The 2006 version, released this month, reveals some telling trends, according to study author Mark Beyer, research director with the Stamford, Conn.-based analyst firm. Thanks to drivers like regulatory compliance and increased tactical use of business intelligence, data warehouses and DBMS systems must accommodate mixed workloads of analytic, operational and transactional functions. "Appliances," or bundled hardware and software configurations designed for specific data analysis tasks, were just emerging two years ago. Now, appliances, which tend to be faster to implement and cost less, are changing the market and putting new pressures on established leaders. And leaders have updated their pricing strategies, Beyer said, creating a better buying environment for customers.
Using Gartner's Magic Quadrant methodology, Beyer examined a host of vendors, arranging them into four categories: leaders, challengers, visionaries and niche players. Vendors are evaluated based on a combination of technical vision and ability to execute at customer sites.
This year's challengers, which get high marks for execution but lack vision, were Sybase and Microsoft. The software giant straddled the leadership line, Beyer said, and it may emerge as a leader, pending more data about SQL Server 2005.
"SQL Server 2005 is a good challenging product. Microsoft, of course, can execute, but now we need to wait and see if it lives up to its vision," Beyer said.
The quadrant's visionaries have notable technology but less proof of execution, while niche players are worthy of note but need improvement in both areas. The niche quadrant included U.K-based Kognitio Ltd.; Swedish MySQL AB; and Westmount, Quebec-based Sand Technology Inc., none of which appeared in the study two years ago. The sole niche player two years ago, Framingham, Mass.-based Netezza Corp., has made it to the visionaries quadrant, along with Aliso Viejo, Calif.-based Datallegro Inc.

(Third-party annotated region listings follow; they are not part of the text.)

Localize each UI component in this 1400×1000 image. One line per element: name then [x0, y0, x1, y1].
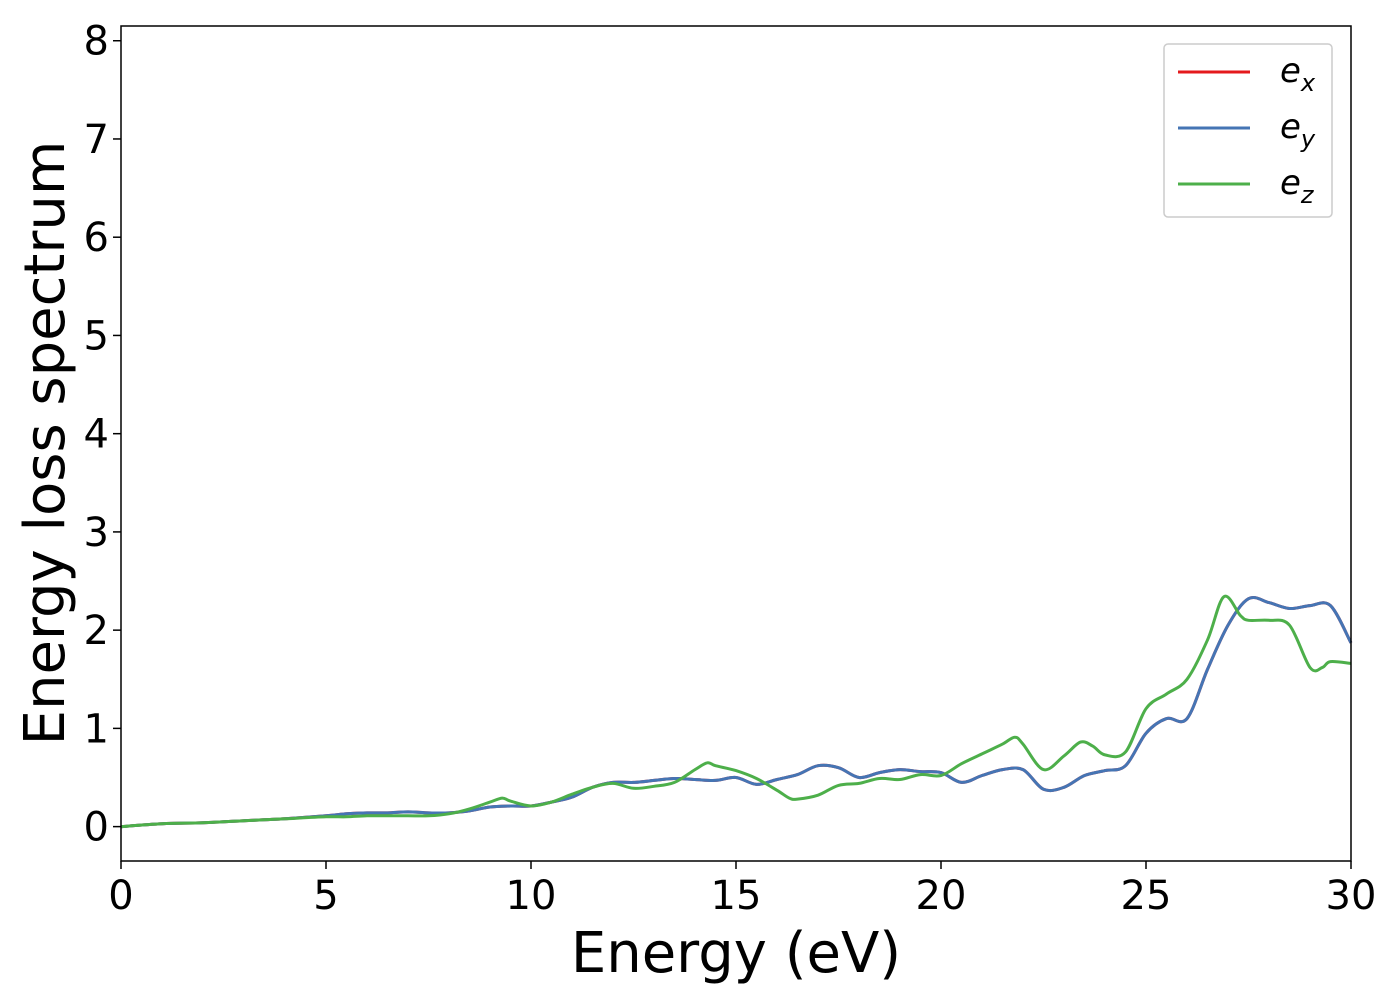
y-tick-label: 7 [84, 117, 109, 163]
x-tick-label: 5 [313, 873, 338, 919]
legend-label-ey: ey [1280, 107, 1316, 153]
x-tick-label: 25 [1121, 873, 1172, 919]
series-line-ey [120, 595, 1353, 829]
legend: ex ey ez [1163, 43, 1333, 218]
series-layer [120, 594, 1353, 829]
legend-label-ex: ex [1280, 51, 1316, 97]
y-tick-label: 2 [84, 608, 109, 654]
x-tick-label: 10 [506, 873, 557, 919]
y-tick-label: 8 [84, 19, 109, 65]
y-axis-ticks: 0 1 2 3 4 5 6 7 8 [84, 19, 121, 851]
x-tick-label: 30 [1326, 873, 1377, 919]
x-axis-label: Energy (eV) [571, 921, 901, 986]
x-tick-label: 0 [108, 873, 133, 919]
legend-box [1163, 43, 1333, 218]
y-axis-label: Energy loss spectrum [13, 141, 78, 746]
legend-label-ez: ez [1280, 163, 1315, 209]
x-axis-ticks: 0 5 10 15 20 25 30 [108, 861, 1376, 919]
y-tick-label: 3 [84, 510, 109, 556]
y-tick-label: 6 [84, 215, 109, 261]
y-tick-label: 4 [84, 412, 109, 458]
series-line-ez [120, 594, 1352, 829]
y-tick-label: 0 [84, 805, 109, 851]
y-tick-label: 1 [84, 706, 109, 752]
x-tick-label: 20 [916, 873, 967, 919]
series-line-ex [120, 595, 1353, 829]
y-tick-label: 5 [84, 313, 109, 359]
x-tick-label: 15 [711, 873, 762, 919]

The visionaries have notably increased pressures on the leaders with their lower-priced appliances, Beyer said. But it's not that they have overwhelming market share, he explained. Rather, the smaller vendors proved that there's a market for preconfigured systems built with commodity-class hardware and open source databases. This has not gone unnoticed.
"Physics" helps appliance market heat up
IBM has built its own appliance. Oracle has joined with hardware partners to create "approved configurations," which similarly lower implementation costs, Beyer said. Teradata has always had an appliance-style, preconfigured system, albeit at the higher end of the cost scale. Whether appliances will rule the market remains to be seen, he said, but they've brought attention to the important issue of the "physics" of data warehouse and DBMS systems.

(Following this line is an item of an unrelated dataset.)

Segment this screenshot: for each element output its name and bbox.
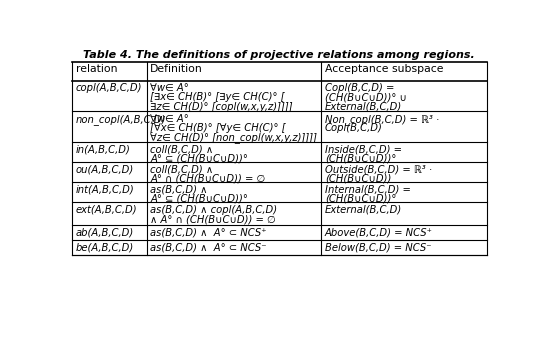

"The mixed workload of data warehouses means it's critical now to balance the physics of simply moving data through an electronic and digital environment, along with having a good design for your database," Beyer said.
The study identified different kinds of workloads or functions that a system may address, such as enterprise reporting, strategic data mining, tactical business intelligence, continuous data loading, batch loading and ad hoc queries. Enterprises usually require systems that can handle mixed workloads or different combinations of these functions, Beyer explained. This means that companies must choose hardware and software combinations that are appropriately configured and balanced for the required tasks. Whether they choose an appliance or full-blown system depends on their requirements.

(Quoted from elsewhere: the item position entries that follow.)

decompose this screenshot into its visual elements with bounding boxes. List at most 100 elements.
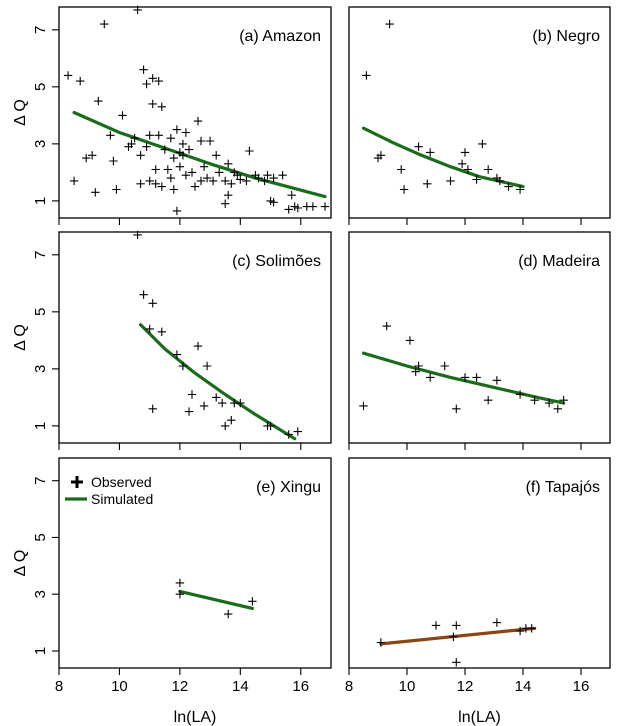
panel-title: (d) Madeira: [518, 253, 600, 270]
observed-point: [446, 176, 455, 186]
observed-point: [460, 148, 470, 157]
observed-point: [172, 206, 182, 216]
legend-observed-marker: [71, 476, 83, 488]
observed-point: [426, 373, 435, 382]
panel-2: (b) Negro: [348, 6, 611, 225]
observed-point: [157, 182, 166, 191]
y-tick-label: 7: [32, 477, 49, 485]
observed-point: [457, 159, 467, 168]
observed-point: [452, 621, 461, 630]
observed-point: [157, 102, 166, 111]
observed-point: [308, 202, 318, 211]
panel-frame: [348, 6, 611, 219]
observed-point: [492, 618, 502, 627]
observed-point: [212, 393, 221, 402]
x-tick-label: 14: [232, 678, 249, 695]
observed-point: [242, 176, 251, 186]
y-tick-label: 3: [32, 590, 49, 598]
x-tick-label: 10: [399, 678, 416, 695]
observed-point: [199, 162, 209, 171]
observed-point: [196, 136, 206, 146]
panel-3: (c) Solimões 1 3 5 7 Δ Q: [12, 230, 332, 450]
y-tick-label: 1: [32, 647, 49, 655]
observed-point: [449, 632, 458, 641]
observed-point: [423, 179, 432, 188]
panel-5: (e) Xingu 1 3 5 7 Δ Q 8 10 12 14 16 ln(LA) ObservedS…: [12, 457, 332, 726]
observed-point: [154, 131, 163, 140]
observed-point: [136, 179, 145, 188]
observed-point: [193, 341, 203, 351]
panel-title: (e) Xingu: [256, 479, 321, 496]
y-tick-label: 1: [32, 422, 49, 430]
observed-point: [109, 156, 118, 166]
observed-point: [145, 131, 154, 140]
observed-point: [426, 148, 435, 157]
y-tick-label: 3: [32, 140, 49, 148]
observed-point: [181, 128, 191, 137]
observed-point: [376, 638, 386, 647]
observed-point: [145, 176, 154, 186]
observed-point: [100, 19, 109, 29]
observed-point: [263, 171, 272, 180]
observed-point: [224, 609, 233, 619]
observed-points: [359, 321, 568, 413]
x-tick-label: 12: [457, 678, 474, 695]
observed-point: [154, 76, 163, 86]
observed-point: [118, 111, 127, 120]
observed-point: [376, 151, 386, 160]
observed-point: [385, 19, 394, 29]
observed-point: [172, 350, 182, 359]
observed-point: [248, 597, 257, 606]
observed-point: [544, 398, 554, 408]
observed-point: [278, 171, 287, 180]
observed-point: [190, 182, 200, 191]
panel-frame: [58, 231, 332, 444]
observed-point: [236, 175, 245, 184]
observed-point: [399, 185, 409, 194]
observed-point: [284, 205, 293, 214]
observed-point: [148, 74, 157, 83]
observed-point: [359, 401, 368, 411]
observed-point: [166, 134, 175, 143]
observed-point: [218, 398, 227, 408]
legend-simulated-label: Simulated: [91, 491, 153, 507]
x-tick-label: 16: [573, 678, 590, 695]
x-axis-label: ln(LA): [458, 709, 501, 726]
observed-point: [504, 182, 513, 191]
panel-title: (f) Tapajós: [526, 479, 600, 496]
observed-point: [193, 116, 203, 126]
observed-point: [224, 191, 233, 200]
observed-point: [181, 171, 191, 180]
panel-6: (f) Tapajós 8 10 12 14 16 ln(LA): [345, 457, 611, 726]
observed-point: [215, 168, 224, 177]
observed-point: [260, 176, 269, 186]
observed-point: [515, 626, 525, 636]
y-tick-label: 3: [32, 365, 49, 373]
legend-observed-label: Observed: [91, 474, 152, 490]
observed-point: [411, 367, 420, 376]
y-axis-label: Δ Q: [12, 550, 29, 577]
observed-point: [112, 185, 121, 194]
observed-point: [227, 416, 236, 425]
observed-point: [133, 5, 142, 15]
observed-point: [172, 125, 182, 134]
x-tick-label: 8: [55, 678, 63, 695]
observed-point: [187, 168, 197, 177]
observed-points: [376, 618, 536, 667]
observed-point: [184, 145, 194, 154]
y-tick-label: 1: [32, 197, 49, 205]
observed-point: [472, 373, 481, 382]
y-tick-label: 5: [32, 83, 49, 91]
observed-point: [166, 173, 175, 183]
observed-point: [169, 153, 178, 163]
observed-point: [196, 176, 206, 186]
observed-point: [484, 165, 493, 174]
observed-point: [431, 621, 441, 630]
observed-point: [148, 404, 157, 413]
observed-point: [178, 151, 188, 160]
panel-title: (b) Negro: [532, 28, 600, 45]
panel-1: (a) Amazon 1 3 5 7 Δ Q: [12, 5, 332, 225]
panel-frame: [348, 231, 611, 444]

Buying advice and other considerations
Traditional data warehouse and DBMS systems are highly configurable, so organizations can tune them for their unique needs. Appliances are generally purpose-built to address specific kinds of workloads, Beyer said. For example, an appliance for strategic analytics or data mining is configured differently than an appliance designed for operational, tactical business intelligence. Try to stretch the use of an appliance, and it probably won't perform as well.
"If you buy an appliance, use it for what it's intended," Beyer advised. "Don't use a blender to try and bake a cake."
Those purchasing a DBMS should understand that they're only buying software, and there are important physics and hardware issues to deal with as well, he said.